The funds committed by big consumer goods companies to digital marketing suggest the importance of digital channels today. For example, Unilever increased its digital advertising spending by 40 percent last year, allocating about 35 percent of its US budget to digital.3,4 P&G spends a third of its US advertising budget on digital media.5 A significant share of this spending is on paid media, and some spending is on services related to marketing and advertising activities and subscription-based technology services. Overall, digital marketing spending now represents more than 2 percent of company revenues and is expected to increase by 9 percent this year, while IT spending, at 3 percent of revenues, is flat. 6
The growing importance of digital channels is making the role of the CMO more strategic; the greater measurability of those channels is making the CMO more accountable. This has enabled CMOs to make a more compelling case for their strategies, tactics, and budgets to the rest of the C-suite—one of the reasons that the average tenure of CMOs has doubled since 2006. 7
CMOs have become increasingly important buyers of technology, often in partnership with the CIO, and their need for strategy- and operations-oriented services grows. The high-stakes issues and challenges they increasingly face include:
CMOs value partners who understand the new challenges they face and who bring a broad perspective and comprehensive, interdisciplinary solutions.

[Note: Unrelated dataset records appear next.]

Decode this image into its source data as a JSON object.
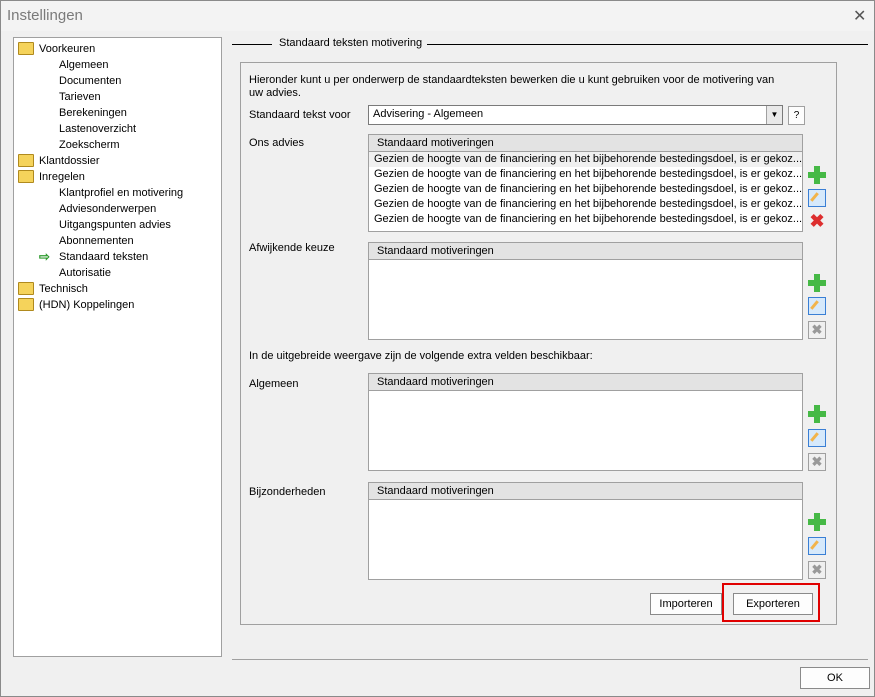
{
  "window": {
    "title": "Instellingen",
    "close_glyph": "✕"
  },
  "tree": [
    {
      "label": "Voorkeuren",
      "type": "folder"
    },
    {
      "label": "Algemeen",
      "type": "leaf"
    },
    {
      "label": "Documenten",
      "type": "leaf"
    },
    {
      "label": "Tarieven",
      "type": "leaf"
    },
    {
      "label": "Berekeningen",
      "type": "leaf"
    },
    {
      "label": "Lastenoverzicht",
      "type": "leaf"
    },
    {
      "label": "Zoekscherm",
      "type": "leaf"
    },
    {
      "label": "Klantdossier",
      "type": "folder"
    },
    {
      "label": "Inregelen",
      "type": "folder"
    },
    {
      "label": "Klantprofiel en motivering",
      "type": "leaf"
    },
    {
      "label": "Adviesonderwerpen",
      "type": "leaf"
    },
    {
      "label": "Uitgangspunten advies",
      "type": "leaf"
    },
    {
      "label": "Abonnementen",
      "type": "leaf"
    },
    {
      "label": "Standaard teksten",
      "type": "leaf",
      "selected": true
    },
    {
      "label": "Autorisatie",
      "type": "leaf"
    },
    {
      "label": "Technisch",
      "type": "folder"
    },
    {
      "label": "(HDN) Koppelingen",
      "type": "folder"
    }
  ],
  "group_title": "Standaard teksten motivering",
  "intro": "Hieronder kunt u per onderwerp de standaardteksten bewerken die u kunt gebruiken voor de motivering van uw advies.",
  "select": {
    "label": "Standaard tekst voor",
    "value": "Advisering - Algemeen",
    "help": "?"
  },
  "sections": {
    "ons_advies": {
      "label": "Ons advies",
      "header": "Standaard motiveringen",
      "rows": [
        "Gezien de hoogte van de financiering en het bijbehorende bestedingsdoel, is er gekoz...",
        "Gezien de hoogte van de financiering en het bijbehorende bestedingsdoel, is er gekoz...",
        "Gezien de hoogte van de financiering en het bijbehorende bestedingsdoel, is er gekoz...",
        "Gezien de hoogte van de financiering en het bijbehorende bestedingsdoel, is er gekoz...",
        "Gezien de hoogte van de financiering en het bijbehorende bestedingsdoel, is er gekoz..."
      ]
    },
    "afwijkende_keuze": {
      "label": "Afwijkende keuze",
      "header": "Standaard motiveringen"
    },
    "extra_info": "In de uitgebreide weergave zijn de volgende extra velden beschikbaar:",
    "algemeen": {
      "label": "Algemeen",
      "header": "Standaard motiveringen"
    },
    "bijzonderheden": {
      "label": "Bijzonderheden",
      "header": "Standaard motiveringen"
    }
  },
  "buttons": {
    "importeren": "Importeren",
    "exporteren": "Exporteren",
    "ok": "OK"
  },
  "colors": {
    "highlight": "#e00000",
    "add": "#46b946",
    "delete": "#dd2e2e"
  }
}
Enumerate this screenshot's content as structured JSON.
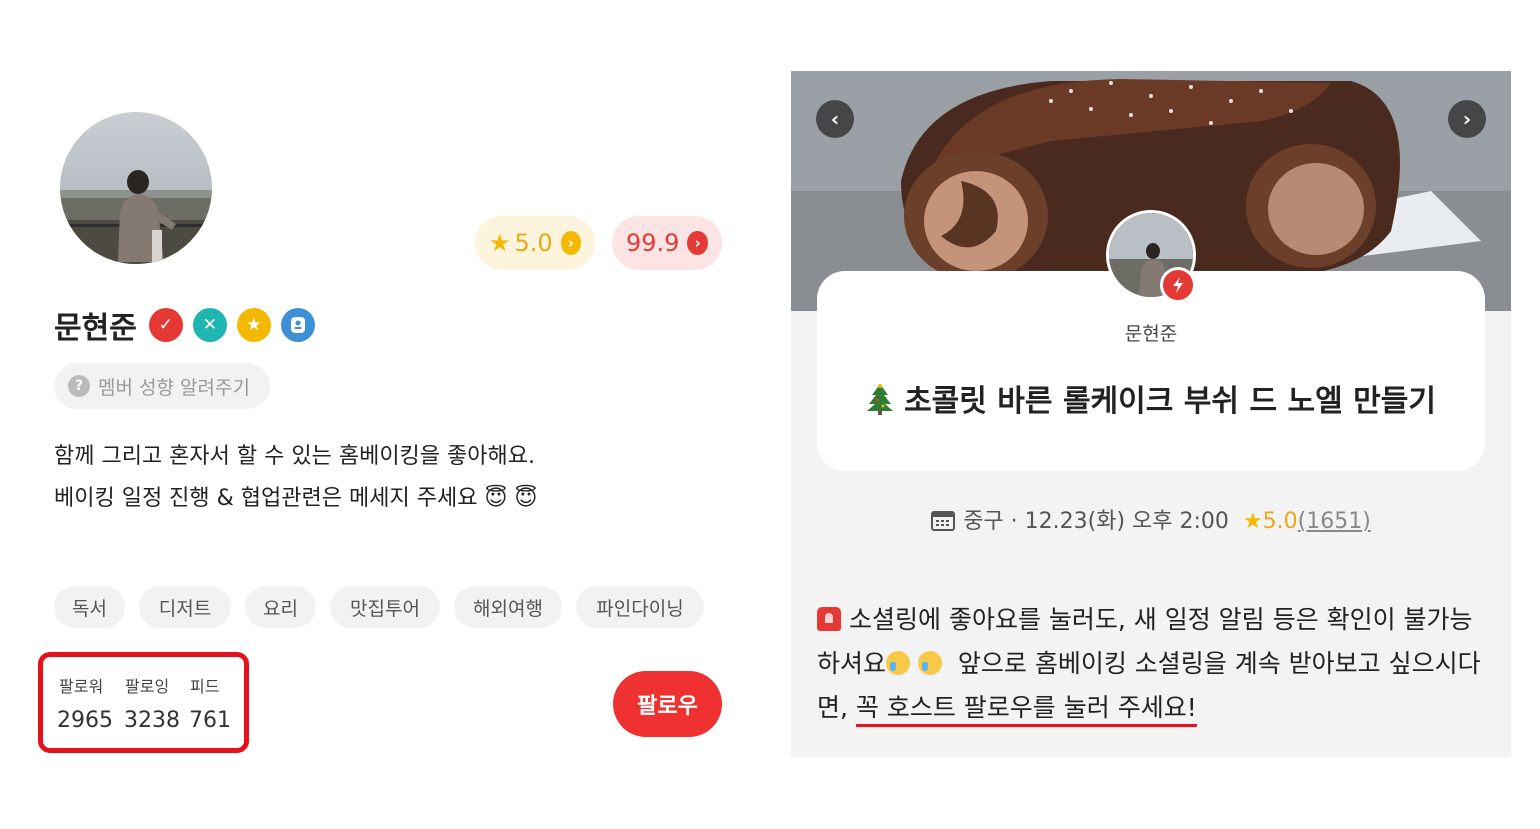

To meet growing demand for digital marketing solutions such as campaign management, social media monitoring, and customer segmentation and analytics tools, enterprise software vendors have invested over $20 billion to acquire digital marketing technology companies such as Eloqua (acquired by Oracle for more than $800 million), ExactTarget (acquired by Salesforce for $2.5 billion) and Neolane (acquired by Adobe for $600 million). Meanwhile, the pipeline of new digital marketing technologies continues to flow, propelled by venture capital investment of more than $1 billion in 150 startups since 2012.8
To keep pace with the technology- and data-intensive role of the digital CMO, marketing and advertising agencies have been enhancing their technology capabilities by acquiring or partnering with IT consultancies. IT consultancies and strategy firms have been buying digital agencies and marketing technology firms. Publicis and Omnicom, two large marketing and advertising groups, recently announced their intent to merge to better provide digital marketing services and compete more effectively with digital giants such as Google.9 And CMOs and CIOs are working ever more closely together to ensure that marketing strategy and technology strategy are in alignment. In an extreme example of this, one company recently took the step of appointing its CIO as its new CMO.10
As the line between strategy and digital strategy continues to fade, corporate strategists need to have a keen understanding of the impact digital channels and analytics on all business functions, not just the marketing function. They should expect to work closely with CMOs and CIOs. And they should know that data-rich digital channels make it easier than ever to measure the effectiveness of strategic choices.